Published online by Cambridge University Press: 21 March 2010
Introduction
The privatization drive in developing countries has reached the electricity sector. In Argentina, Brazil, Jamaica, Malaysia, Mexico, Pakistan, Uruguay, and Turkey, just to name a few, private sector participation in the provision of electricity is currently directly promoted or is being considered by government officials. Although there is much interest in promoting private sector participation, however, few of those countries can show major private sector investments in the electricity sector.

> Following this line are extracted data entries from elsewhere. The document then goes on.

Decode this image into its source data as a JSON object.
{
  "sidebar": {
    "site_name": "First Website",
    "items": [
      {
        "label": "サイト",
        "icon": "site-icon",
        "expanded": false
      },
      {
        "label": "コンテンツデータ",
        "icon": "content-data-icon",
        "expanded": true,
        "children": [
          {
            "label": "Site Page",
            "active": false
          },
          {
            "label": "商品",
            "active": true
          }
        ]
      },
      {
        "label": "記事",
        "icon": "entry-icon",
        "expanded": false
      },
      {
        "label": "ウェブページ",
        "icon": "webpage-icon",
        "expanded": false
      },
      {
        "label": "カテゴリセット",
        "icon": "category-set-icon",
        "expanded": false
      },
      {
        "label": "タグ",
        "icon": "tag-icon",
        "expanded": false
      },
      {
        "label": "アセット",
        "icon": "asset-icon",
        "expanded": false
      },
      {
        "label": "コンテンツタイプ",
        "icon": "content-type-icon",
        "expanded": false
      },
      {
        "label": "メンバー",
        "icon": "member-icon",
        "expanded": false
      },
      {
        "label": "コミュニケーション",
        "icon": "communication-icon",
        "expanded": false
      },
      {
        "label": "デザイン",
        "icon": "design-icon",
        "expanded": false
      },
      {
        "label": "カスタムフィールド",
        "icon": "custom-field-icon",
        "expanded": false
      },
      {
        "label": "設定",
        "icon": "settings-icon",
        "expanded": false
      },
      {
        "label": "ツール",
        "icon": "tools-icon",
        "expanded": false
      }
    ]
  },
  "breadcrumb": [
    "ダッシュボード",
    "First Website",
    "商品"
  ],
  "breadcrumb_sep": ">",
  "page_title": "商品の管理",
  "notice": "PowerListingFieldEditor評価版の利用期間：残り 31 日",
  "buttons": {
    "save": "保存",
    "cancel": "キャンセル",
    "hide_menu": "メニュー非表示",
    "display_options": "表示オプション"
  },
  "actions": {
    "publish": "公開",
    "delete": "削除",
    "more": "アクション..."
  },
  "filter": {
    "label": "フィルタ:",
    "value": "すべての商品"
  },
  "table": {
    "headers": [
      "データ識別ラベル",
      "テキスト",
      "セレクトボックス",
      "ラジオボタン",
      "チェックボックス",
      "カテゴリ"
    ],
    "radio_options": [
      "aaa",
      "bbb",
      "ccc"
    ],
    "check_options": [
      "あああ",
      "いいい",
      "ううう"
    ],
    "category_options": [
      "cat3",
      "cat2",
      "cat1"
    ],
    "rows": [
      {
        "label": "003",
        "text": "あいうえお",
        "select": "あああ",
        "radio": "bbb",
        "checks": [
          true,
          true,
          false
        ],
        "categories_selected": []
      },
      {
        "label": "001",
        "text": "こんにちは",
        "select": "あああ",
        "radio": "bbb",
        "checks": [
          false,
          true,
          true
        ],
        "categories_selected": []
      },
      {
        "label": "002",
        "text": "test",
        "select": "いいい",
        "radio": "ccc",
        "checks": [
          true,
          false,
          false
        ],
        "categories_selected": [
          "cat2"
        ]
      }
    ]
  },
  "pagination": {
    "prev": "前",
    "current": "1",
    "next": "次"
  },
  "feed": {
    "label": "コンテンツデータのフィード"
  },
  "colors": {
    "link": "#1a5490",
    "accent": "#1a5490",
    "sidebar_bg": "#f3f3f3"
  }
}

The combination of government interest in private sector participation with the lack of actual private sector response, however, is in sharp contrast to the drastic transformation of the electricity sector that occurred in Chile, where in less than a decade the sector moved from being government owned to private provision and ownership, not only of generation but of transmission and distribution facilities as well. Not only has Chile been successful in transferring ownership from the government to private hands, but it has also promoted large private investments in all areas, with current investment projects by private electricity firms amounting to close to US $2 billion.
We claim in this paper that such a contrast is not mere coincidence. Instead, Chile's success is based on a drastic transformation of its regulatory structure and institutions, a transformation that occurred before privatization took place. Most of the countries trying to promote private sector privatization have an extremely ad hoc regulatory system, which not only generates very large inefficiencies but also lacks the assurances of fair play that private investors naturally would require.